Having switched my camera over from “long exposure” to “hand held” night settings and lenses, the Northern Blvd. truss bridge carried an official part of the Flushing Bay Promenade which led back to residential Flushing. The next time that I come back here, and I’m planning on it, I’m going to setup the tripod and long exposure kit up here and see what happens. The walkway is shared with a bike path, so I’ll have to take care not to present too big a footprint and ensure that I’m “visible” to oncoming bikes.

You can talk till you’re blue in the face to the bicycle fanatics, but they’ll never acknowledge that bicycles are vehicles. Why they love to infringe vehicle infrastructure onto pedestrian area pavement is beyond me. They also insist that they shouldn’t “have” to wear bike helmets. I insist that you shouldn’t have to wear shoes, but you’re walking around NYC, so it’s probably a good idea. Doesn’t matter, they’re not from here, and will move away when the decade long real estate bubble bursts to start trouble somewhere else.

– photo by Mitch Waxman

The shots in today’s post are high ISO and wide aperture ones, which report something fairly close to what the scene looked like to the naked eye. Dark, essentially. This jibes with what I’m always told by people who spend their time – or grew up – in this section of Queens around Flushing Creek. It’s hidden, largely inaccessible and locked away behind chain link fences, something that is experienced from a distance. Sounds a lot like my beloved Newtown Creek, huh?

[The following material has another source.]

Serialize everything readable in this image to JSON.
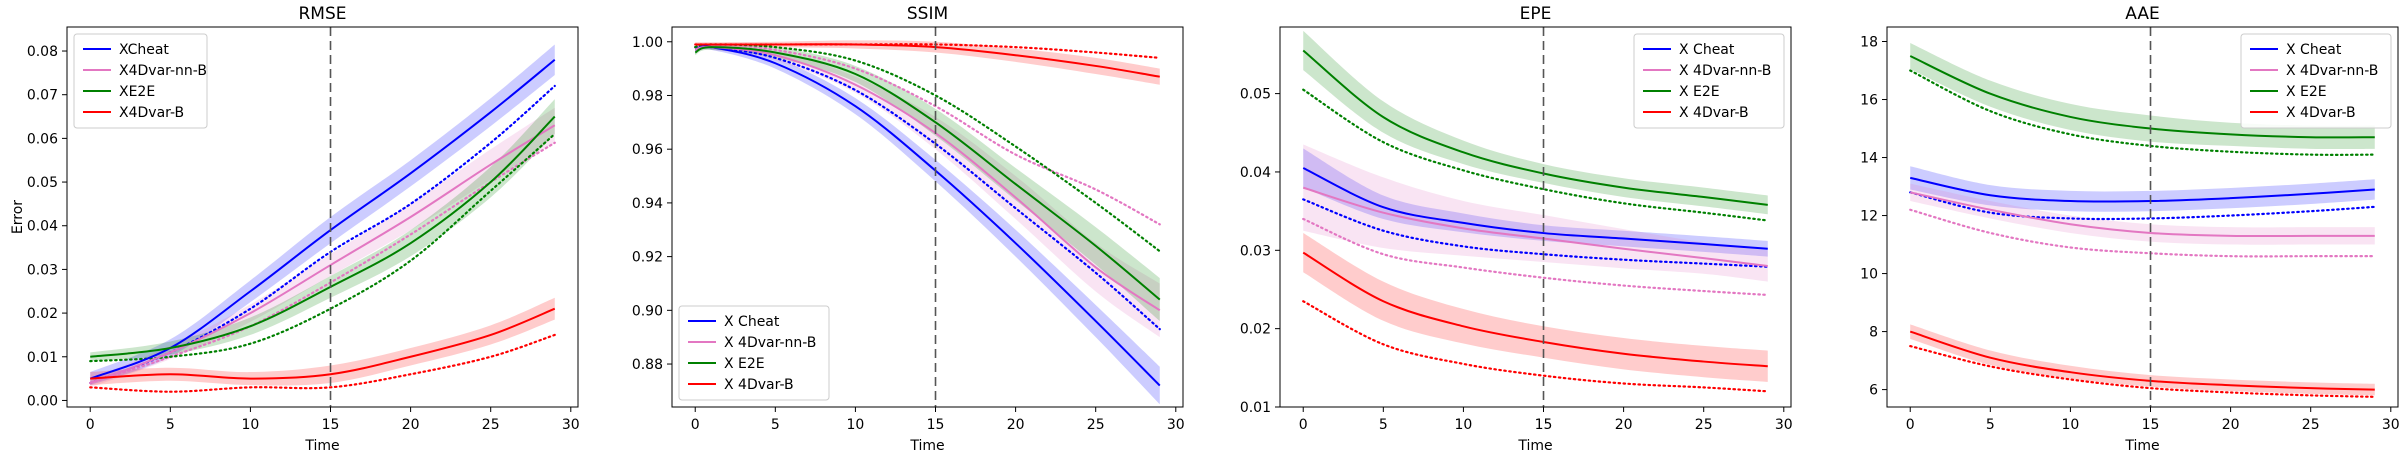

This section around Northern Blvd. actually reminded me a lot of Industrial Maspeth, or Dutch Kills in LIC.

– photo by Mitch Waxman

Next week, I’m hoping to take you to some places more familiar, as my post polar vortex schedule (this post is being written on Tuesday night, just before midnight… Hello world of the future!) offers many diversions in Astoria and Long Island City. I’m also meaning to head into the City for a short spell and take some pictures of a thing.

You never can tell where I’m going next, I sure can’t.